Staf Khusus Bidang Pemerintahan Desa dan Pembangunan Perbatasan Kemendagri, Haeruddin Hasibuan, mengapresiasi konsistensi Pemkab Pringsewu dalam mengembangkan industri pangan lokal berbasis komoditas pertanian.
“Inovasi pangan seperti Mocaf ini adalah kunci kemandirian ekonomi desa. Kemendagri berkomitmen penuh mendukung sinkronisasi kebijakan dari pusat hingga ke tingkat pekon agar produk lokal seperti ini mendapat karpet merah di pasar yang lebih luas,” ujarnya.
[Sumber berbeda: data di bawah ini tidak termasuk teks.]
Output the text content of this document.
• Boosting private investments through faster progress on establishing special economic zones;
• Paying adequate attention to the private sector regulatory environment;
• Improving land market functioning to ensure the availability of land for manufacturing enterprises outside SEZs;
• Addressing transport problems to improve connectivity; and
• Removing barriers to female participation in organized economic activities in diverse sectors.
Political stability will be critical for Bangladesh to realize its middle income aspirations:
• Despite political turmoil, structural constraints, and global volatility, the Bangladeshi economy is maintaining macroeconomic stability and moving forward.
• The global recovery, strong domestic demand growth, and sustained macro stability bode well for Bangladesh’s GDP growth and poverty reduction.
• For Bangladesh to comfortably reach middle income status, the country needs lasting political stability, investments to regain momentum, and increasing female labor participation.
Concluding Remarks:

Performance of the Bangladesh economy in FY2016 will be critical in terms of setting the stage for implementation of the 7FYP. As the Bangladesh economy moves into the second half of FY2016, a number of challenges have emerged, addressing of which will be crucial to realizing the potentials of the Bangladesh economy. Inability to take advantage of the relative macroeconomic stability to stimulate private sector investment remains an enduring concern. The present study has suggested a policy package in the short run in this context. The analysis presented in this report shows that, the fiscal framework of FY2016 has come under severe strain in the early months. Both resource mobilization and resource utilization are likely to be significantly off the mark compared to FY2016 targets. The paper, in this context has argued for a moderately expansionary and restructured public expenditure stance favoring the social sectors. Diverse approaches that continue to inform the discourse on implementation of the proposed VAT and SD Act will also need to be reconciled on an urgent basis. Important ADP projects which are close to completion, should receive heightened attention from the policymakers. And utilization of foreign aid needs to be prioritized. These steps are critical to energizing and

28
Selain pengembangan Mocaf, kunjungan tersebut juga difokuskan pada penguatan tata kelola KDKMP sebagai instrumen penggerak ekonomi masyarakat desa. Kepala Pusat Strategi Kebijakan Kewilayahan, Kependudukan, dan Pelayanan Publik Kemendagri, Fahsul Falah, menilai penguatan kelembagaan dan kepastian pasar menjadi faktor penting dalam menjaga keberlanjutan program ekonomi desa.
“Strategi kebijakan ke depan harus memastikan adanya kepastian pasar (offtaker) dan integrasi pelayanan publik yang prima di wilayah perdesaan. Pringsewu sudah berada di jalur yang tepat, tinggal bagaimana kita perkuat tata kelolanya,” jelas Fahsul Falah.
Pemkab Pringsewu menyatakan siap menindaklanjuti berbagai masukan strategis yang diberikan dalam kunjungan tersebut. Menurut Bupati Pringsewu, dukungan pemerintah pusat menjadi modal penting untuk mempercepat pengembangan ekonomi desa melalui sektor pangan lokal dan koperasi desa, sebagaimana diberitakan Liputan7, Rabu (17/06/2026).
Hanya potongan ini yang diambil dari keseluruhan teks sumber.